|Reviews for Hunt For Survival|
| infinitee chapter 2 . 7/7/2012
OMGMFJGKLDSALGHJKSFHJASK Janet MOON? MOON YOU SAY? :Q_
Well, enough of that ;) (You know who I am, right?)
But, your story is really great :D I'd have to say chapter 2 is much better than the first one. I think the first one was a little too rushed through
| walls-have-ears chapter 2 . 7/6/2012
Good job on uploading chapter two, but I've got a problem: everyone seems way too laid back, especially when their lives had just been destroyed. It just doesn't seem very scary to me, just a but cheesy.
Maybe you should try and work on elaborating on their feelings a little bit more and making it more sad, rather than happy because it doesnt make sense when everyone is laid back, it just seems they have been oblivious to everything that had just happened. You should consider that.
Nevertheless, I'm still wondering where you will be taking this, and what happens next.

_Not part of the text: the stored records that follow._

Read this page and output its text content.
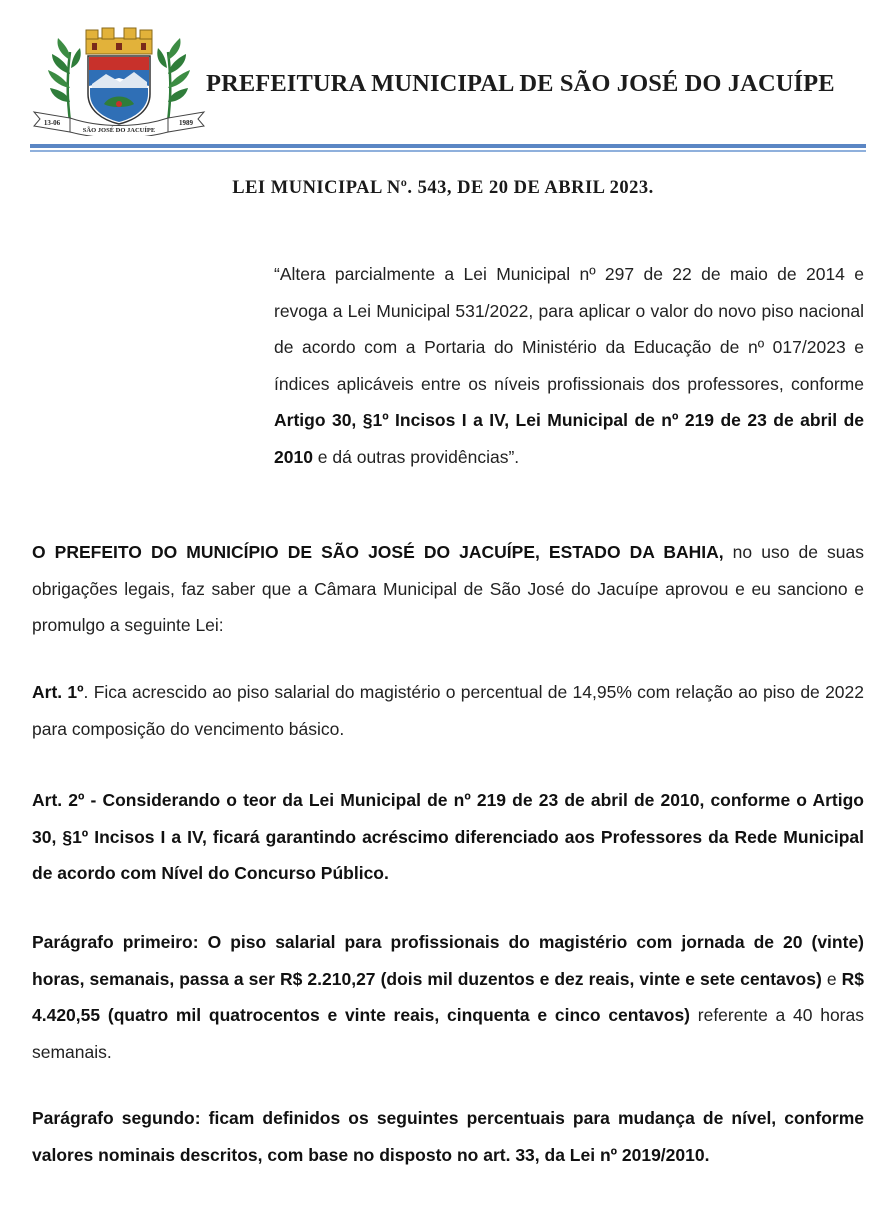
13-06
SÃO JOSÉ DO JACUÍPE
1989
PREFEITURA MUNICIPAL DE SÃO JOSÉ DO JACUÍPE
LEI MUNICIPAL Nº. 543, DE 20 DE ABRIL 2023.

“Altera parcialmente a Lei Municipal nº 297 de 22 de maio de 2014 e revoga a Lei Municipal 531/2022, para aplicar o valor do novo piso nacional de acordo com a Portaria do Ministério da Educação de nº 017/2023 e índices aplicáveis entre os níveis profissionais dos professores, conforme Artigo 30, §1º Incisos I a IV, Lei Municipal de nº 219 de 23 de abril de 2010 e dá outras providências”.

O PREFEITO DO MUNICÍPIO DE SÃO JOSÉ DO JACUÍPE, ESTADO DA BAHIA, no uso de suas obrigações legais, faz saber que a Câmara Municipal de São José do Jacuípe aprovou e eu sanciono e promulgo a seguinte Lei:

Art. 1º. Fica acrescido ao piso salarial do magistério o percentual de 14,95% com relação ao piso de 2022 para composição do vencimento básico.

Art. 2º - Considerando o teor da Lei Municipal de nº 219 de 23 de abril de 2010, conforme o Artigo 30, §1º Incisos I a IV, ficará garantindo acréscimo diferenciado aos Professores da Rede Municipal de acordo com Nível do Concurso Público.

Parágrafo primeiro: O piso salarial para profissionais do magistério com jornada de 20 (vinte) horas, semanais, passa a ser R$ 2.210,27 (dois mil duzentos e dez reais, vinte e sete centavos) e R$ 4.420,55 (quatro mil quatrocentos e vinte reais, cinquenta e cinco centavos) referente a 40 horas semanais.

Parágrafo segundo: ficam definidos os seguintes percentuais para mudança de nível, conforme valores nominais descritos, com base no disposto no art. 33, da Lei nº 2019/2010.
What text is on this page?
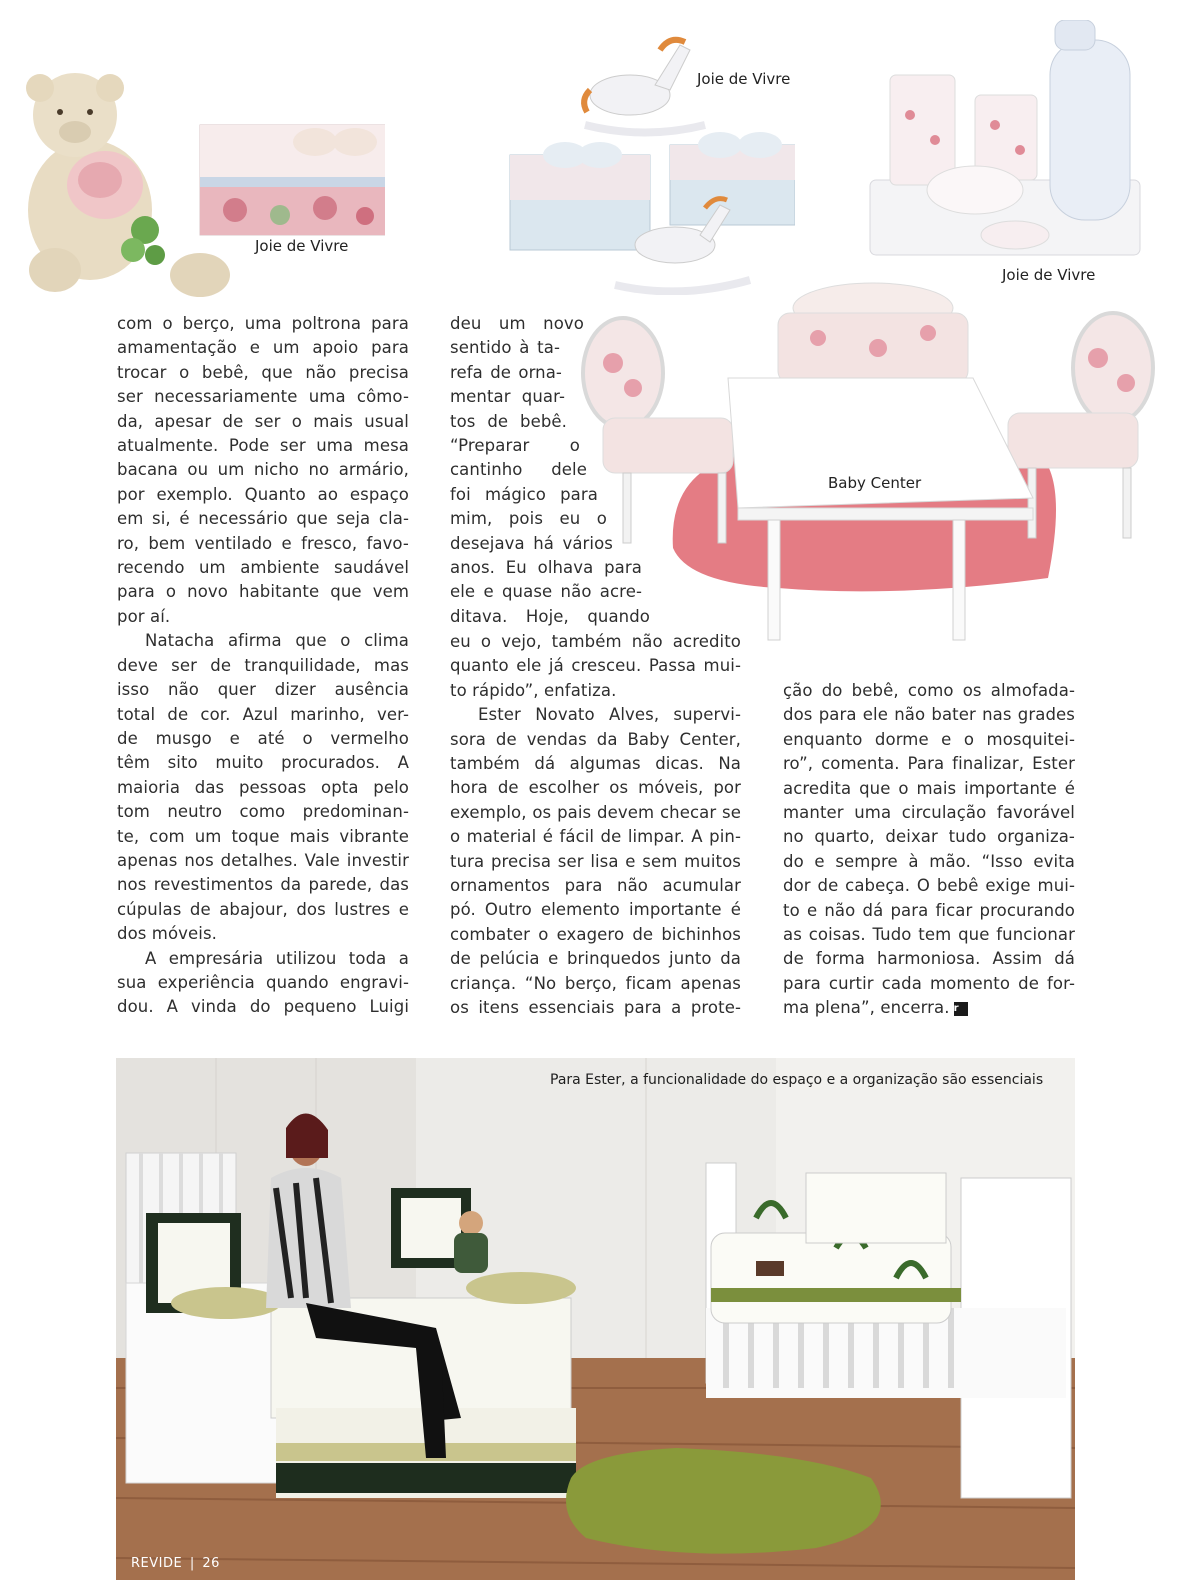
Joie de Vivre
Joie de Vivre
Joie de Vivre
Baby Center
com o berço, uma poltrona para
amamentação e um apoio para
trocar o bebê, que não precisa
ser necessariamente uma cômo-
da, apesar de ser o mais usual
atualmente. Pode ser uma mesa
bacana ou um nicho no armário,
por exemplo. Quanto ao espaço
em si, é necessário que seja cla-
ro, bem ventilado e fresco, favo-
recendo um ambiente saudável
para o novo habitante que vem
por aí.
Natacha afirma que o clima
deve ser de tranquilidade, mas
isso não quer dizer ausência
total de cor. Azul marinho, ver-
de musgo e até o vermelho
têm sito muito procurados. A
maioria das pessoas opta pelo
tom neutro como predominan-
te, com um toque mais vibrante
apenas nos detalhes. Vale investir
nos revestimentos da parede, das
cúpulas de abajour, dos lustres e
dos móveis.
A empresária utilizou toda a
sua experiência quando engravi-
dou. A vinda do pequeno Luigi
deu um novo
sentido à ta-
refa de orna-
mentar quar-
tos de bebê.
“Preparar o
cantinho dele
foi mágico para
mim, pois eu o
desejava há vários
anos. Eu olhava para
ele e quase não acre-
ditava. Hoje, quando
eu o vejo, também não acredito
quanto ele já cresceu. Passa mui-
to rápido”, enfatiza.
Ester Novato Alves, supervi-
sora de vendas da Baby Center,
também dá algumas dicas. Na
hora de escolher os móveis, por
exemplo, os pais devem checar se
o material é fácil de limpar. A pin-
tura precisa ser lisa e sem muitos
ornamentos para não acumular
pó. Outro elemento importante é
combater o exagero de bichinhos
de pelúcia e brinquedos junto da
criança. “No berço, ficam apenas
os itens essenciais para a prote-
ção do bebê, como os almofada-
dos para ele não bater nas grades
enquanto dorme e o mosquitei-
ro”, comenta. Para finalizar, Ester
acredita que o mais importante é
manter uma circulação favorável
no quarto, deixar tudo organiza-
do e sempre à mão. “Isso evita
dor de cabeça. O bebê exige mui-
to e não dá para ficar procurando
as coisas. Tudo tem que funcionar
de forma harmoniosa. Assim dá
para curtir cada momento de for-
ma plena”, encerra. r
Para Ester, a funcionalidade do espaço e a organização são essenciais
REVIDE | 26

| Guest chapter 2 . 7/6/2012
The Dude From Outta Town here! WOO IVE BEEN WAITING FOR CHAPTER 2 TO COME OUT! I Have to agree with The Devil's Allure. Eve and Alkyrie didn't seem very concerned about her when Ama found the makrs on her so i felt like that was a bit strange. Also, i thought that you could've given more detail and expanded on how Eve was feeling hungry. You could've added in some more emotion in it. You didn't leave this chapter at a cliff hanger like the last, however i think the readers would be quite interested in what happens in the next chapter (;. Apart from all that, IM LOVING IT! :D WOO CANNOT WAIT FOR THE NEXT CHAPTER
| The Devils Allure chapter 2 . 7/6/2012
I like this. I do think it could have been longer, though - the search for refuge could have been a bit more detailed. And neither Valkyrie or Eve seemed particularly concerned for Janet, nor did Janet seem very afraid. I think I'd be shitting bricks if some strange woman with a gun decided to lock me in a basement with a threat to never let me out.
Besides that, I like it. It flows better than the last chapter. Is Tyrell based on someone or was he just added in?
| Guest chapter 1 . 7/5/2012
Hey, The Outcast Angel! It's actually The Dude From Outta Town here, but i kinda forgot my password . Anyways, i love it! Its brilliant. Loving how the suspence builds. Can't wait till u actually finish the whole story D
| walls-have-ears chapter 1 . 7/4/2012
The first chapter got me interested, well done on that and you left it at a cliffhanger.
The only problem I have, is that you made it flow too fast; everything was crammed into one chapter and I don't think that was completely necessary. You could've split it into two, relatively long chapters, and characterised the mother and the father a little bit more, including Valk.
Nevertheless, I'm still interested in this and I want to know where you will take this.
| Fongki chapter 1 . 7/4/2012
This story has already so much suspense that keeps the reader going. It makes someone want to read more! Good job :)
Also, just a little critic that you probably won't need: You have used lots of emotions, but the part where she kills her dad does not seem quite realistic to me. Still, you used a lot of personifications and metaphors and etc. :D
Waiting for the next chapter!
| The Devils Allure chapter 1 . 7/4/2012
Love it. D Your summary doesn't make sense, though. 'Don't look back when running' and 'don't turn back when running' is pretty much the same thing. There were a few issues with capitalisation, full stops and commas, but overall a job well done.
Oh, and another thing. The line 'I had a small part in my mind telling me it had something to do with the government' gives away too much. It's the first chapter - you can't tell us all the government is involved yet. It needs to build up to that thought.
The scene with her parents was a bit too fast, as well. There wasn't any real emotion in it. She needs to hesitate, to think. You need to describe what she feels in detail, what she hears, what she smells, what she feels touch-wise as well as what you've already described - what she can see and some basic feelings. What was the expression on her dads face as well as pain? Was he crying? Was he scared? How did she feel? Did her heart constrict, her hands shake, her thoughts get all jumbled up?
I'm not sure, though - did her dad die? 'Cause he yelled at her to run after she stabbed him.
Let me know if anything I said offends you. :) Good luck with future chapters!